Would Accelerate improve this bit permutation function?

I’m working on a shuffling program that treats an array of bytes as a something-x-4 bitarray and randomly permutes each column of four bits. Here’s its current set-up, in Swift 3:


// permutation shift amounts for four items
let perms = [
    (0, 0, 0, 0), (0, 0, 1, 3), (0, 1, 3, 0), (0, 2, 3, 3), (0, 1, 1, 2), (0, 2, 0, 2),
    (1, 3, 0, 0), (1, 3, 1, 3), (2, 3, 3, 0), (3, 3, 3, 3), (2, 3, 1, 2), (3, 3, 0, 2),
    (1, 1, 2, 0), (1, 2, 2, 3), (2, 0, 2, 0), (3, 0, 2, 3), (2, 2, 2, 2), (3, 1, 2, 2),
    (1, 1, 1, 1), (1, 2, 0, 1), (2, 0, 1, 1), (3, 0, 0, 1), (2, 2, 3, 1), (3, 1, 3, 1)
]

func getByteBits(_ bytearray: inout UnsafeMutableBufferPointer<UInt8>, _ index: Int) -> UInt8 {
    let (byte, bit) = (index >> 3, UInt8(7 - (index & 7)))
    return (bytearray[byte] >> bit) & 1
}

func getMask(_ index: Int) -> UInt8 {
    let bit = UInt8(7 - (index & 7))
    return 1 << bit
}

// ‘bytearray’ is array of UInt8s, ‘randarray’ is array of random UInt32s
func matrixQuadShuffle(_ bytearray: inout [UInt8], randarray: inout [UInt32]) {
  
    let bitLen = bytearray.count * 8
    let bit8Len = bytearray.count
  
    // done in parallel…
    bytearray.withUnsafeMutableBufferPointer { bBuff in
        DispatchQueue.concurrentPerform(iterations: 2) { k in
          
            // set array for holding shifted bits within each iteration
            var shiftArray = [UInt8](repeatElement(0, count: 4))
          
            // set up bit indexes within each iteration
            let piece = k * bit8Len
            var bitIndexes = [0 + piece, (bitLen/4) + piece, (bitLen/2) + piece, (3 * bitLen/4) + piece]
          
            for i in 0..<bit8Len {
              
                // get value 0...23 from random array; yes, there's a little bias here
                let randValue = Int(randarray[i + piece]/178956971)
              
                // set to shift amount based on encrypt or decrypt
                let shiftValues = perms[randValue]
              
                // from each index in bytearray, get bit value
                // put bit values in 4-array, shifted by shift amount
                shiftArray[(0 + shiftValues.0) % 4] = getByteBits(&bBuff, bitIndexes[0])
                shiftArray[(1 + shiftValues.1) % 4] = getByteBits(&bBuff, bitIndexes[1])
                shiftArray[(2 + shiftValues.2) % 4] = getByteBits(&bBuff, bitIndexes[2])
                shiftArray[(3 + shiftValues.3) % 4] = getByteBits(&bBuff, bitIndexes[3])
              
                for j in 0..<4 {
                    // clear bit values at indices
                    bBuff[bitIndexes[j]/8] &= ~(getMask(bitIndexes[j]))
                    // put in new bit values (using OR)
                    bBuff[bitIndexes[j]/8] |= (shiftArray[j] << (UInt8(7 - (bitIndexes[j] & 7))))
                    // advance indices by one
                    bitIndexes[j] += 1
                }
            }
        }
    }
}


It works quite well; I can even get a little extra speed by making ‘bitIndexes’ a tuple and unrolling the last loop.
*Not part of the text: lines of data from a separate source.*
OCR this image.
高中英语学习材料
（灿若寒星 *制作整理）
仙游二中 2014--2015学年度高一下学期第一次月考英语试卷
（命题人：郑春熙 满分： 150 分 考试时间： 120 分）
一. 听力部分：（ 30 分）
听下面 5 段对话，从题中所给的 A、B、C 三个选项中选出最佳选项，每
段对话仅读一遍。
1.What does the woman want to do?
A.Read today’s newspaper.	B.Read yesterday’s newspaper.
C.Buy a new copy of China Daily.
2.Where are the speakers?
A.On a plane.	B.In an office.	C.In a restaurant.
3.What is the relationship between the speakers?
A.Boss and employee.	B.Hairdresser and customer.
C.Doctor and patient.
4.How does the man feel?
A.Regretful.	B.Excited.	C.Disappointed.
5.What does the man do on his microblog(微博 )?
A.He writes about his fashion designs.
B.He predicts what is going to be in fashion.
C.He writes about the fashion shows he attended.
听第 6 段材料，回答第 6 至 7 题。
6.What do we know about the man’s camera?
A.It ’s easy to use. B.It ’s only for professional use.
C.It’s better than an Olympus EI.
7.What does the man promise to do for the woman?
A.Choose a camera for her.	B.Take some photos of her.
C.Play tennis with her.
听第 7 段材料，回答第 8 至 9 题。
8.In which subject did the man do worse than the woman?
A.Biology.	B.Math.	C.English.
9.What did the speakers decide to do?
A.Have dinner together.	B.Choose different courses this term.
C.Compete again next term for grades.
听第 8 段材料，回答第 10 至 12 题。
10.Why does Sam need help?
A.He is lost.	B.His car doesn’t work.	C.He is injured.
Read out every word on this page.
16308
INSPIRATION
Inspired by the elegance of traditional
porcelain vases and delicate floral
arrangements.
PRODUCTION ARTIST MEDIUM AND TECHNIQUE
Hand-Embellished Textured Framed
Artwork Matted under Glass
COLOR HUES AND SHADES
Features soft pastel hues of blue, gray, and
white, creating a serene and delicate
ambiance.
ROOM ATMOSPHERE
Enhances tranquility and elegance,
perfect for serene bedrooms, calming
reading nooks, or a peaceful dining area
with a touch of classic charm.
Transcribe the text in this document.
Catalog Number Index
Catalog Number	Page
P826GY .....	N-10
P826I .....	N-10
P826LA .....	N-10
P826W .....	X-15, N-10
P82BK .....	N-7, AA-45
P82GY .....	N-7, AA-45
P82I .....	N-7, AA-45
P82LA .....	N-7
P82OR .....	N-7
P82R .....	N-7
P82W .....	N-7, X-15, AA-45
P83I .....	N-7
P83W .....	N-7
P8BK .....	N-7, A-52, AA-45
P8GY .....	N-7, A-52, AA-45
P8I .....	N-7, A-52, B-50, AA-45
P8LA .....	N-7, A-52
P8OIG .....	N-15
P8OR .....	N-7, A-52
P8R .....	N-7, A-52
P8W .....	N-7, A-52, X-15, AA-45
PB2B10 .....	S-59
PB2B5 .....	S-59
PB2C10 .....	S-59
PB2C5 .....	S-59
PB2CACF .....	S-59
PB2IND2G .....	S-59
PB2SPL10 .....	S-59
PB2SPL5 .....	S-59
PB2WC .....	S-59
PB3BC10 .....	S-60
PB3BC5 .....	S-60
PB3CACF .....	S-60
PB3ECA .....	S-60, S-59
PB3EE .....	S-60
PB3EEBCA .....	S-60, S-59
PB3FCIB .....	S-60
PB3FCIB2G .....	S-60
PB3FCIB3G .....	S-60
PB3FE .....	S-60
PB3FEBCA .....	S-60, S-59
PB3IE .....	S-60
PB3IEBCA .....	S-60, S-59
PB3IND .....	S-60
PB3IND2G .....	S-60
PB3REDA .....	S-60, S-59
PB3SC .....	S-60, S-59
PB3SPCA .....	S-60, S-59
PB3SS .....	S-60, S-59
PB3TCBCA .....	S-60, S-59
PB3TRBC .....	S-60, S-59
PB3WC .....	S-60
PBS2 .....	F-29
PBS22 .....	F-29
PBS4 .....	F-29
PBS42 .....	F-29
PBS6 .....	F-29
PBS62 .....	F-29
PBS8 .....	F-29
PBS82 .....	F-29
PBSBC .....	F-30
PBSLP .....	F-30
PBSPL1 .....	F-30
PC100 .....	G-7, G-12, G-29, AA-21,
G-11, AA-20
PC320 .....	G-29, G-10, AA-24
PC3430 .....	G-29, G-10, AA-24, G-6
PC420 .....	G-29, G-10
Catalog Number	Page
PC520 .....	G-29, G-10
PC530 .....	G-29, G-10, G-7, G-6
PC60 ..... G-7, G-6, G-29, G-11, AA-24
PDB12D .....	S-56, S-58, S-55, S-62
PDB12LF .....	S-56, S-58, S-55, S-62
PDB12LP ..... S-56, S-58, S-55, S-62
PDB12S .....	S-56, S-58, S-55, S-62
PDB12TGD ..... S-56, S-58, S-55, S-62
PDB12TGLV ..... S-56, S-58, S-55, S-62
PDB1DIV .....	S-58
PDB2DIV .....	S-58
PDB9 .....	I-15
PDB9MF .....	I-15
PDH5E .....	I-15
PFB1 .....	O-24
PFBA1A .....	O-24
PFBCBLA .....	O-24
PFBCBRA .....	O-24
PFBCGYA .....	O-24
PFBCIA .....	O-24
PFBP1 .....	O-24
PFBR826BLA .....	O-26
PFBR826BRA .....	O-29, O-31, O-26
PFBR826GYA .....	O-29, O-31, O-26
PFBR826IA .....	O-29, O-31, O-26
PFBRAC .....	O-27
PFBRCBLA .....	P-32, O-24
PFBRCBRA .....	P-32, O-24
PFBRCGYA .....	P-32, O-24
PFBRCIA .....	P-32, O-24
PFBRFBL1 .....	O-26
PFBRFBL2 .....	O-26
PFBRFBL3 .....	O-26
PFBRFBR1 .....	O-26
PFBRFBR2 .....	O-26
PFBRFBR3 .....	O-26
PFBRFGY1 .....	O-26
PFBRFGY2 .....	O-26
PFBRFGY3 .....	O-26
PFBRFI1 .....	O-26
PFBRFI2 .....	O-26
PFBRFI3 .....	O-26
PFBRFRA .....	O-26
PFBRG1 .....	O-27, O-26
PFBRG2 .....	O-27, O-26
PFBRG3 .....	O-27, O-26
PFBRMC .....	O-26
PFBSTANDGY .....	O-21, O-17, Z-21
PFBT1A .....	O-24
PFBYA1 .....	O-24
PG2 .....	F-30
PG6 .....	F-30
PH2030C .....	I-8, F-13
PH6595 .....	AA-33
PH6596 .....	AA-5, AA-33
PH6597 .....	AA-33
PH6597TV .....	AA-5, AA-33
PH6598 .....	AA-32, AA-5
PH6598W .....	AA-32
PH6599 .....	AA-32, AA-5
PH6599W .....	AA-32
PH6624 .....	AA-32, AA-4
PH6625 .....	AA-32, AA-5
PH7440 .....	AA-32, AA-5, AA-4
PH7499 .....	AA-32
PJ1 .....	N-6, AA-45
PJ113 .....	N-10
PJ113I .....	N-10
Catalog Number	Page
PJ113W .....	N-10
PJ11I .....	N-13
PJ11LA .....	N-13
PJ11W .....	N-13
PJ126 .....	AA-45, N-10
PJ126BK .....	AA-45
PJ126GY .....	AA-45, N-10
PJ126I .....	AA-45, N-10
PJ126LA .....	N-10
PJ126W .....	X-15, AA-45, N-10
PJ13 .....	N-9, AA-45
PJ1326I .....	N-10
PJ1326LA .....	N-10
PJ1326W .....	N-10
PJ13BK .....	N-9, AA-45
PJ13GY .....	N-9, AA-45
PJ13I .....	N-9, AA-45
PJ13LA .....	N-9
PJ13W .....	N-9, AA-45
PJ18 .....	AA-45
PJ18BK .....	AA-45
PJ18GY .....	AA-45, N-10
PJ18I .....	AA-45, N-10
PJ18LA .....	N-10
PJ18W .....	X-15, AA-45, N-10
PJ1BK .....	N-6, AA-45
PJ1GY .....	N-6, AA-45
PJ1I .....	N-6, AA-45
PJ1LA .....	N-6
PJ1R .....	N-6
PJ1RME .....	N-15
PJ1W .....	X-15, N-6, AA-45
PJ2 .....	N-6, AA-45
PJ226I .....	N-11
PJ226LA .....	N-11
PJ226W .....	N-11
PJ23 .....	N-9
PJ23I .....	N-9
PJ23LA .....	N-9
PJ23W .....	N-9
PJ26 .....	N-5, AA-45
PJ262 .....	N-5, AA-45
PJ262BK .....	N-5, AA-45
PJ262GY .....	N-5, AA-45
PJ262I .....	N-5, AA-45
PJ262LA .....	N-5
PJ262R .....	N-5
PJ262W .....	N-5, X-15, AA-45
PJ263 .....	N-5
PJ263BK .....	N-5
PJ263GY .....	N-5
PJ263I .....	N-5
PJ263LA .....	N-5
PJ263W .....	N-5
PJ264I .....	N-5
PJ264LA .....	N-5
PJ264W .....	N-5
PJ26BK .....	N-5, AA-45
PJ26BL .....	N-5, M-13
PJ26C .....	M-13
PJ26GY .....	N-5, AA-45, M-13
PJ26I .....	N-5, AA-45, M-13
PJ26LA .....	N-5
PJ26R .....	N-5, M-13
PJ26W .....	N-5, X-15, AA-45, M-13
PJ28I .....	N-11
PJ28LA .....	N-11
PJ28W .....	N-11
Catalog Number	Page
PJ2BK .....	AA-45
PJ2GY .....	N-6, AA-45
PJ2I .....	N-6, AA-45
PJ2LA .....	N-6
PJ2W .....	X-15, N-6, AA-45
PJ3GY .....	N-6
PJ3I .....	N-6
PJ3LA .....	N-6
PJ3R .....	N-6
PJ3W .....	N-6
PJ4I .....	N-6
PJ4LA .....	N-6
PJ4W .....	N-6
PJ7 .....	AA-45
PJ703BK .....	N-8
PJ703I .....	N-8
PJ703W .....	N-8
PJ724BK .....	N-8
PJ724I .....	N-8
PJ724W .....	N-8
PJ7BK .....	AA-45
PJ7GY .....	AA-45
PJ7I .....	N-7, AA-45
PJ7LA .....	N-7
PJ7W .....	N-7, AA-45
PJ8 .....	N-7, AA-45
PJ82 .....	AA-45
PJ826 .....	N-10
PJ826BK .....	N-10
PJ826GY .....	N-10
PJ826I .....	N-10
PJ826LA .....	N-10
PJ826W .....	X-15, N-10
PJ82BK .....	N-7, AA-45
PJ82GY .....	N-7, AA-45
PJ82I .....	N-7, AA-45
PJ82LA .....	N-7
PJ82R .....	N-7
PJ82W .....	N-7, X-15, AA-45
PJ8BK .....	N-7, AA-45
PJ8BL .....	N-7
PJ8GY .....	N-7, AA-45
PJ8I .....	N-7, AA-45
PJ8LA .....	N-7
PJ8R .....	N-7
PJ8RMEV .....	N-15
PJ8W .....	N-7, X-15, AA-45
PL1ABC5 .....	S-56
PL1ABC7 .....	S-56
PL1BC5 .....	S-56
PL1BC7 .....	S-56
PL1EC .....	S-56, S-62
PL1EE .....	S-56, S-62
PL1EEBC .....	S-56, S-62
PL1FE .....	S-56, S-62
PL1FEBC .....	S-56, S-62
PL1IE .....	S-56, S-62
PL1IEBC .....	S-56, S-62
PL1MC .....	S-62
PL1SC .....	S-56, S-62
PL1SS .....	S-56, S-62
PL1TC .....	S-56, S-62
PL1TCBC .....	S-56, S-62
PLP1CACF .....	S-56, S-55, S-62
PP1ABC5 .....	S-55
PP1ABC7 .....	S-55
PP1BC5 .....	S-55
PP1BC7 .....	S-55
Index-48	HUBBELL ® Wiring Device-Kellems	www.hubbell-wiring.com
I wonder, though, if I could use the Accelerate framework to improve the function’s performance? I briefly looked it over in a previous question, but I didn't end up using it, I'm still not very familiar with the framework and I’m not sure how things might change in Swift 4. Would Accelerate and its various functions be of any use here, or should I just leave well enough alone?